Driven by Passion...

When it comes to DIY maintenance for your car, changing your own brake pads is one of the easiest ways to save yourself some money. Most main dealers and car garages charge expensive labour rates, and so something as simple as changing your brake pads can set you back hundreds of pounds if you pay someone else to do it. If you do it yourself, not only will you save money, but you will also learn about how cars work and develop some useful skills.

If you’re not confident with changing your own brake pads then it is recommended that you seek the help of someone who is, to make sure that you don’t miss anything vital. We are not mechanics, so please seek professional advice if you wish to undertake this kind of job yourself.


Getting Prepared

Brake pads must always be changed in pairs, that is for both wheels on the same axle. As a result, when you buy a set of front brake pads for your car you will get a set of four pads – two for each side of the car. It’s important that you allow yourself enough time to change the pads on both sides of your car at the same time, as not doing can seriously affect your car’s stopping ability.

The first thing you need to do is secure your car so you are able to jack it up and remove the road wheel in order to access the brake components. We won’t go into details here, but loosen the wheel nuts slightly, jack up the car and place an axle stand in position before removing the wheel nuts and the road wheel. It’s good practice to store the road wheel underneath the car out of the way.

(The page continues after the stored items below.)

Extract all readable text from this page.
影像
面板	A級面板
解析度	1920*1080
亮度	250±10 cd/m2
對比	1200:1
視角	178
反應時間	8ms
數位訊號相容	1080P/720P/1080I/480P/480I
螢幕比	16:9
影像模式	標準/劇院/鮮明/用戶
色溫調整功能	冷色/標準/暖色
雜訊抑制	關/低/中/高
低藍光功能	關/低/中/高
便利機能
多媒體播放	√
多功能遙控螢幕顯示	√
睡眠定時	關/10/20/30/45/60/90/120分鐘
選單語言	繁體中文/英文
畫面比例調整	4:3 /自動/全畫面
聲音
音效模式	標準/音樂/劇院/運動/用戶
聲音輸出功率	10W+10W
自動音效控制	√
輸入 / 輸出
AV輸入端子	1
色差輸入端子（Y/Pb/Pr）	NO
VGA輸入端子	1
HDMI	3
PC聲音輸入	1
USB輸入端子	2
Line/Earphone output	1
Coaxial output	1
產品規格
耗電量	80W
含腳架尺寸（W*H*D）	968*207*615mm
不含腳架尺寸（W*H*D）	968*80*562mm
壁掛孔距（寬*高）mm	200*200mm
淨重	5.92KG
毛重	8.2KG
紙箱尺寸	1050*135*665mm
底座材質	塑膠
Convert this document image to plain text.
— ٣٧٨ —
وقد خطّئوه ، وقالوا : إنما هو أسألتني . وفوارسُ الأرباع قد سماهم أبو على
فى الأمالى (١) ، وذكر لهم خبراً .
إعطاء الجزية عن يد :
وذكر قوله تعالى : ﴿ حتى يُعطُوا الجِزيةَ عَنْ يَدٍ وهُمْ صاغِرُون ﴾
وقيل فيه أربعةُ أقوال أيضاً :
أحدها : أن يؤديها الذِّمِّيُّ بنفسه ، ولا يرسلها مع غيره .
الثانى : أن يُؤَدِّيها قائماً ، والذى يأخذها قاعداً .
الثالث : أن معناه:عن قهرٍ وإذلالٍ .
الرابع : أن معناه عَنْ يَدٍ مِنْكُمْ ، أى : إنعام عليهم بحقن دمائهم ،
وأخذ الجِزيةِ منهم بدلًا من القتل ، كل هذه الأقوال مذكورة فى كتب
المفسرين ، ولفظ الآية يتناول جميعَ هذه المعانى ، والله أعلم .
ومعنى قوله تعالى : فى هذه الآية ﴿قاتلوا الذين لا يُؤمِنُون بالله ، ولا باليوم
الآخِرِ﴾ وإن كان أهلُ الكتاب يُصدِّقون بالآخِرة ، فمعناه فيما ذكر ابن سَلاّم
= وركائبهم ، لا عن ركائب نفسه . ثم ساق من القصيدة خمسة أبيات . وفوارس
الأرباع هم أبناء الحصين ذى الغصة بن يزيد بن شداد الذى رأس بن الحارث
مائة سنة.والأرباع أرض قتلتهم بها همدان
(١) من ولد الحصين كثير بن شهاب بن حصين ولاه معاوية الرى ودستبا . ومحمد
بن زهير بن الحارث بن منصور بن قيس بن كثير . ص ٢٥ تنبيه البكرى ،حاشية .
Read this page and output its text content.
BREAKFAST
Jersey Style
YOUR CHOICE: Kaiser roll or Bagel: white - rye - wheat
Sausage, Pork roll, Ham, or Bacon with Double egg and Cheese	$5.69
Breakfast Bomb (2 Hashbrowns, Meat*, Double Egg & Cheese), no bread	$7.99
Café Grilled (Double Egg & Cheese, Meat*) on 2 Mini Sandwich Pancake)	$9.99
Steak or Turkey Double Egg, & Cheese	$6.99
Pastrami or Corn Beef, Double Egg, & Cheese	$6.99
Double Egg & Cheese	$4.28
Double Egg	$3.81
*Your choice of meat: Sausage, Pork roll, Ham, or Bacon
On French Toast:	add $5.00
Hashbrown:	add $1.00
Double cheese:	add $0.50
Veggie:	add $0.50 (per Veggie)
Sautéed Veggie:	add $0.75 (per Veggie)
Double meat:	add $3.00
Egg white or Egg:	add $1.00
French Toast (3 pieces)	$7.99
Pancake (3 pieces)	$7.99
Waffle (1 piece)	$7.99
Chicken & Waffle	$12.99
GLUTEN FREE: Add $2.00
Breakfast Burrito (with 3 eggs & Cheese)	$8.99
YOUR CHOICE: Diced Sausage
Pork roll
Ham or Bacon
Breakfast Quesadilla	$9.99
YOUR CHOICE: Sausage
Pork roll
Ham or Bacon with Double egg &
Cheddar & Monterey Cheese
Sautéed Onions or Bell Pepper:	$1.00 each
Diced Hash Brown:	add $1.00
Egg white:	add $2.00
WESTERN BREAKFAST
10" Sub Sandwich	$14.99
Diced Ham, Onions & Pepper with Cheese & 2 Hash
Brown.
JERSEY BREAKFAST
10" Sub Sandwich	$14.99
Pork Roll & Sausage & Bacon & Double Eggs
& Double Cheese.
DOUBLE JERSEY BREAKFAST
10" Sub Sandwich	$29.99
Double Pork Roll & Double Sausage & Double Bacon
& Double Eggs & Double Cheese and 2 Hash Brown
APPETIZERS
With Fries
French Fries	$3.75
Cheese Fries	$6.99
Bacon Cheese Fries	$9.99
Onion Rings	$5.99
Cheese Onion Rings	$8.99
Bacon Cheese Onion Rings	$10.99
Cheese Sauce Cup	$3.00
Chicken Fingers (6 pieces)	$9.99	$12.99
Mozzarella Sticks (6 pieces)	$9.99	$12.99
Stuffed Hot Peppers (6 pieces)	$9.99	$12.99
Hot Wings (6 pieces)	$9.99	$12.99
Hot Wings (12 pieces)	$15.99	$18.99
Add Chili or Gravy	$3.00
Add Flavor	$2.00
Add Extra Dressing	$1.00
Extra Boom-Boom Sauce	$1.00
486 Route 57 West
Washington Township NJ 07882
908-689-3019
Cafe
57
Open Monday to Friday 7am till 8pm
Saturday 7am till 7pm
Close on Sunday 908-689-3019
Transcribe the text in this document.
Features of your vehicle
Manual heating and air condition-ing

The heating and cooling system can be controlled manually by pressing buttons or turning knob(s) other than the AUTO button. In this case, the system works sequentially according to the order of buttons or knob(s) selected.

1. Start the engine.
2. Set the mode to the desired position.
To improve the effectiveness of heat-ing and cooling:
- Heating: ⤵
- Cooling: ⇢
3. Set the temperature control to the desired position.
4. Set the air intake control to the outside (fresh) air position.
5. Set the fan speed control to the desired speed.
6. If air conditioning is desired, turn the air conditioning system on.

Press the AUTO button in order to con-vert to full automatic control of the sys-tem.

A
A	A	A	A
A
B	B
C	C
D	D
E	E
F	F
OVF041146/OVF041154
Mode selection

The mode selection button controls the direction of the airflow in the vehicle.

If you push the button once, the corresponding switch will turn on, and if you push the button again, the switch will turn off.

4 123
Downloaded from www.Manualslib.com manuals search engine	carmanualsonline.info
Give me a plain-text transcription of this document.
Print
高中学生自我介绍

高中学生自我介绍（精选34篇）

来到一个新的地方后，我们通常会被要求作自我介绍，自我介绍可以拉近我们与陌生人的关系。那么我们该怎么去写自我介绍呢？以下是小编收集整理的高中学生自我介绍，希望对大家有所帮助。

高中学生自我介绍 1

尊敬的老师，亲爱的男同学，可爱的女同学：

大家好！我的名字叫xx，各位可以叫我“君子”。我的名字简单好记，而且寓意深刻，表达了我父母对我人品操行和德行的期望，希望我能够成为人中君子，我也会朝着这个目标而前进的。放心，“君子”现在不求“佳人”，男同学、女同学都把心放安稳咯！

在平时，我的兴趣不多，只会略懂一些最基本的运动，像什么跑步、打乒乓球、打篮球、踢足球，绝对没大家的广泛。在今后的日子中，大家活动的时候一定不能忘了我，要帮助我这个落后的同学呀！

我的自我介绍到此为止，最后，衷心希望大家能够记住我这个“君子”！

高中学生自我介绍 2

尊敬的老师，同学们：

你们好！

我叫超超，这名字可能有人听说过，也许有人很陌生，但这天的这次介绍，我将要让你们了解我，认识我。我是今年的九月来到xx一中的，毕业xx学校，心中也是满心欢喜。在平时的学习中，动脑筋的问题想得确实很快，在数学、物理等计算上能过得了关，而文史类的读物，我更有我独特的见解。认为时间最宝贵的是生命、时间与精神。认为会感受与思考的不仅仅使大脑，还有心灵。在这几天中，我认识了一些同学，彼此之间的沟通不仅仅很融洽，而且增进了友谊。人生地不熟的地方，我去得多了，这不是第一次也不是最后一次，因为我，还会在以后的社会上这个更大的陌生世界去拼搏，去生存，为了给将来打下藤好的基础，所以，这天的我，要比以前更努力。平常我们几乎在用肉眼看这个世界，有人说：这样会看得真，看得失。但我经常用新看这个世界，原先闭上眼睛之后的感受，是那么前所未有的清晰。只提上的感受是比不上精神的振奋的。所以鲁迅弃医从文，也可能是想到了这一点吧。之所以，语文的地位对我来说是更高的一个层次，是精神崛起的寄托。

With the brake components accessible, it’s now time to have a look at the brakes. The two brake pads are held into position by the brake caliper, which itself is made up of two main parts. In order to access the old pads and replace them, the first thing you are going to need to do is move the top part of the caliper out of the way. This is normally done by removing one of the bolts on the back of the slider pins. Don’t forget that if the bolts are facing away from you, then you need to turn them in the opposite direction than if the heads are facing you. (we learned that the hard way once by overtightening a slider pin and snapping it within the caliper). Once you have removed one of the slider pin bolts, the other one can be loosened (but not completely removed) and so the top half of the caliper should be able to open out like a hinge.

Changing the Pads

You will now be able to see the brake pads in situ. Sometimes they will come out very easily, or even fall out when you open up the top half of the caliper. This is often the case if the pads are very worn and well due replacement. However on occasions they will be a bit more difficult to remove so you can use a flat head screwdriver to lever them out. When doing this, be sure to touch the screwdriver on the metal part of the brake pad, not the friction surface itself, as brake dust has been known to cause a large number of health problems.

Once the pads are out, there’s another job that needs to be done before inserting the new pads. The piston in the top half of the caliper would have gradually moved out as the old brake pads wore away, so it needs to be wound back in so that the new, thicker brake pads will fit. This is easily done with a special brake piston rewind tool, or an old-fashioned g-clamp will do if that’s all you’ve got. Before winding the piston back, pop the bonnet and open the cap on the brake fluid reservoir in order to expel any trapped air within the braking system.

Once the piston is wound back, it’s time to fit the new brake pads. Check the box that they come in to see if there are any metal retaining clips. If there are, then use these to replace the old ones which help to hold the pads into the caliper. If there aren’t new ones, then check the old ones are in good condition and reuse or reorder accordingly. Once the retaining clips are in position it’s just a case of putting the brake pads back in the caliper. This can sometimes be tricky, especially if the retaining clips have been bent out of shape. Take your time and keep trying, eventually they will just fall into place.

At this stage once the pads are in position it’s a good idea to apply some copper grease to the back of the metal parts of the pads. This will prevent brake squeal which although harmless can be quite embarrassing. Be sure not to get any copper grease on the brake disc or friction part of the brake pads. When you have applied the copper grease it’s not time to put the top back on the caliper. Ensure you do the calper bolts up to the correct torque, put the cap back on the brake fluid reservoir, replace the road wheel (not forgetting to tighten the wheel nuts), and you’re almost done!

Bedding in

The final stage is to get in the car and depress the brake pedal a few times until it becomes nice and firm. Now you just have to repeat the same process for the other side of the car. Remember that brand new brake pads will have very little braking power during their first few applications. Gently apply your brakes at low speeds a few times to establish some grip before taking your vehicle onto busy roads. Over the first couple of hundred miles your brake pads will be ‘bedding in’, so bare that in mind and only brake hard if you really need to.